New York has provided a vital geographic rail link between the Midwest and East coast ports for centuries, in addition to moving thousands of passengers by rail each day. As a result, the rail bridges that carry these freight and passenger trains over other roadways and bodies of water on a daily basis are often carrying heavier shipments than they were designed to with increasing frequency. Schumer said this means these bridges are likely to be deteriorating at a faster rate and, therefore, are in desperate need of inspection and auditing to ensure the safety of passenger trains and the communities through which freight trains run. However, Schumer said, despite the clear need to keep up with the maintenance and inspection of these train bridges, there is simply not enough manpower on the federal level to inspect and audit these bridges on schedule. That is why Schumer is pushing to increase the number of federal railroad bridge safety specialists nationwide.
Schumer noted the FRA currently has no set of engineering standards for railroad bridges, relying almost entirely on individual railroads to inspect, maintain and repair their own bridges and trestles, some of them built more than a century ago. The funding level for the rail bridge safety specialist program is currently just over $1 million per year.
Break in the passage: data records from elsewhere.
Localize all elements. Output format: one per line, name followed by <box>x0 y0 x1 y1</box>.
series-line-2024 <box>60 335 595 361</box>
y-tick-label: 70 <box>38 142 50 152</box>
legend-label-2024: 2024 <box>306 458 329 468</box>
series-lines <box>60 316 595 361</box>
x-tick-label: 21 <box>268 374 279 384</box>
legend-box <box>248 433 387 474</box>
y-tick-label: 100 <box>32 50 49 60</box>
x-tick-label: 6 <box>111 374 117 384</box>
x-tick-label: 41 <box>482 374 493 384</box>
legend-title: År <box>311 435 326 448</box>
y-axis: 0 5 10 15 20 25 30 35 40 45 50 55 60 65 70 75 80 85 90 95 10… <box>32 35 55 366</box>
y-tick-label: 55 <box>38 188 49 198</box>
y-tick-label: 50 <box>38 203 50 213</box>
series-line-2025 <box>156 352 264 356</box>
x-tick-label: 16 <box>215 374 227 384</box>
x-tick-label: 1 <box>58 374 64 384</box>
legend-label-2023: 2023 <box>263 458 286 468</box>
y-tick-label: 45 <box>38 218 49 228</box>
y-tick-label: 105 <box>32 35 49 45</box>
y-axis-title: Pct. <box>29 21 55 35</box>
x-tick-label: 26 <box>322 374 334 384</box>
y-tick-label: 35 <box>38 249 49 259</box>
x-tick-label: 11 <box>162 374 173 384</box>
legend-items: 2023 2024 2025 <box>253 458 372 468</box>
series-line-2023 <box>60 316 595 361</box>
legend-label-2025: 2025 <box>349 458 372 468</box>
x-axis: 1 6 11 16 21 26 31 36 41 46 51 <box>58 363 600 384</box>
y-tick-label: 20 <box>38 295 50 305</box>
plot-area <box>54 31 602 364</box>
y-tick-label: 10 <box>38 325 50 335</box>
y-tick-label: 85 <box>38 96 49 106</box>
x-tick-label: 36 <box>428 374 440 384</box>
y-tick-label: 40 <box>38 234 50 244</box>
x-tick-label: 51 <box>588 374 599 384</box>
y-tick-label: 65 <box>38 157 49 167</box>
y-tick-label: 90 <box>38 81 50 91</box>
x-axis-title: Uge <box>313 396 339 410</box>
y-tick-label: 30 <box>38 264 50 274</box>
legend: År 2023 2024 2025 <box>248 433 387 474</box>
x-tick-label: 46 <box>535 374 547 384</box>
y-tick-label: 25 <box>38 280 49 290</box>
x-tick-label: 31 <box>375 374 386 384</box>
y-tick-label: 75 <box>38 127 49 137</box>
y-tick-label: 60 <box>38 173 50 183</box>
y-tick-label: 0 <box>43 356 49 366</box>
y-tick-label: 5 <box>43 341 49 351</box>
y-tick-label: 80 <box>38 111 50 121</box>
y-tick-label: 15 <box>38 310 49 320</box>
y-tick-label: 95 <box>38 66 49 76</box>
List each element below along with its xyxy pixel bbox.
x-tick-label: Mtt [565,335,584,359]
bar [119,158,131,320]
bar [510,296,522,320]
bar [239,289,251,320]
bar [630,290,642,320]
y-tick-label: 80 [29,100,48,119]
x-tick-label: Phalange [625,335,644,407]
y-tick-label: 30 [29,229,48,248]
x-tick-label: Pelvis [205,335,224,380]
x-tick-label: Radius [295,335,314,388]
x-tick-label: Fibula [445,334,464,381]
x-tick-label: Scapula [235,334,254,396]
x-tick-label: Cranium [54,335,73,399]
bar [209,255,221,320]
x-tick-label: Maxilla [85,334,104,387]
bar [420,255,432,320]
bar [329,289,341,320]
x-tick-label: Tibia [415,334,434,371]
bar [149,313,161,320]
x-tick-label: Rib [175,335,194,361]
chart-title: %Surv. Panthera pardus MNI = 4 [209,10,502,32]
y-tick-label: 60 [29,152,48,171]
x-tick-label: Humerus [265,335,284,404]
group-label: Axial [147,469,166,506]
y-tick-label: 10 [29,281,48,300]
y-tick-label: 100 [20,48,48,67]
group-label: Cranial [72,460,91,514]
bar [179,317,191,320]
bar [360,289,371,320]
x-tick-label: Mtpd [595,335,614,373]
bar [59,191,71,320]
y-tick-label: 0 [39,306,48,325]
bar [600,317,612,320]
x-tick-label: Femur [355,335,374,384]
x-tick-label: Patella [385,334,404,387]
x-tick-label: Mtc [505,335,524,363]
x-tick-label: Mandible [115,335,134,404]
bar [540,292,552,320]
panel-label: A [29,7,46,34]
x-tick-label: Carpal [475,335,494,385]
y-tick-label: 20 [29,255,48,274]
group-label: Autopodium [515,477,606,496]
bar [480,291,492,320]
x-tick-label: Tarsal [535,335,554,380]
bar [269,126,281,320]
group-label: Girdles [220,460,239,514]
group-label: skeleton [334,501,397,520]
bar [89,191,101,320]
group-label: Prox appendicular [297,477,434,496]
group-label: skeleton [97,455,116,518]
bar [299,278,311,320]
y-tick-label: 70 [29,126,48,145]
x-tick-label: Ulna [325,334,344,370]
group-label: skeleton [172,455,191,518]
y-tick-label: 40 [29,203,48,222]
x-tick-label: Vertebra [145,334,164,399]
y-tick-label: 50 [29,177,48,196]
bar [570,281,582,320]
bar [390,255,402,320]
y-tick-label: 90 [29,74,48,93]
Schumer said that doubling this federal allocation would enable FRA to add at least seven more inspectors and help cut down on the heavy caseload and hold rail companies accountable for individual bridge repairs. Doing this would in turn drastically increase the number of federal reviews and audits that could occur per year. Schumer said this would improve the level of safety – and help restore peace of mind – for the residents and businesses within the vicinity of these rail bridges.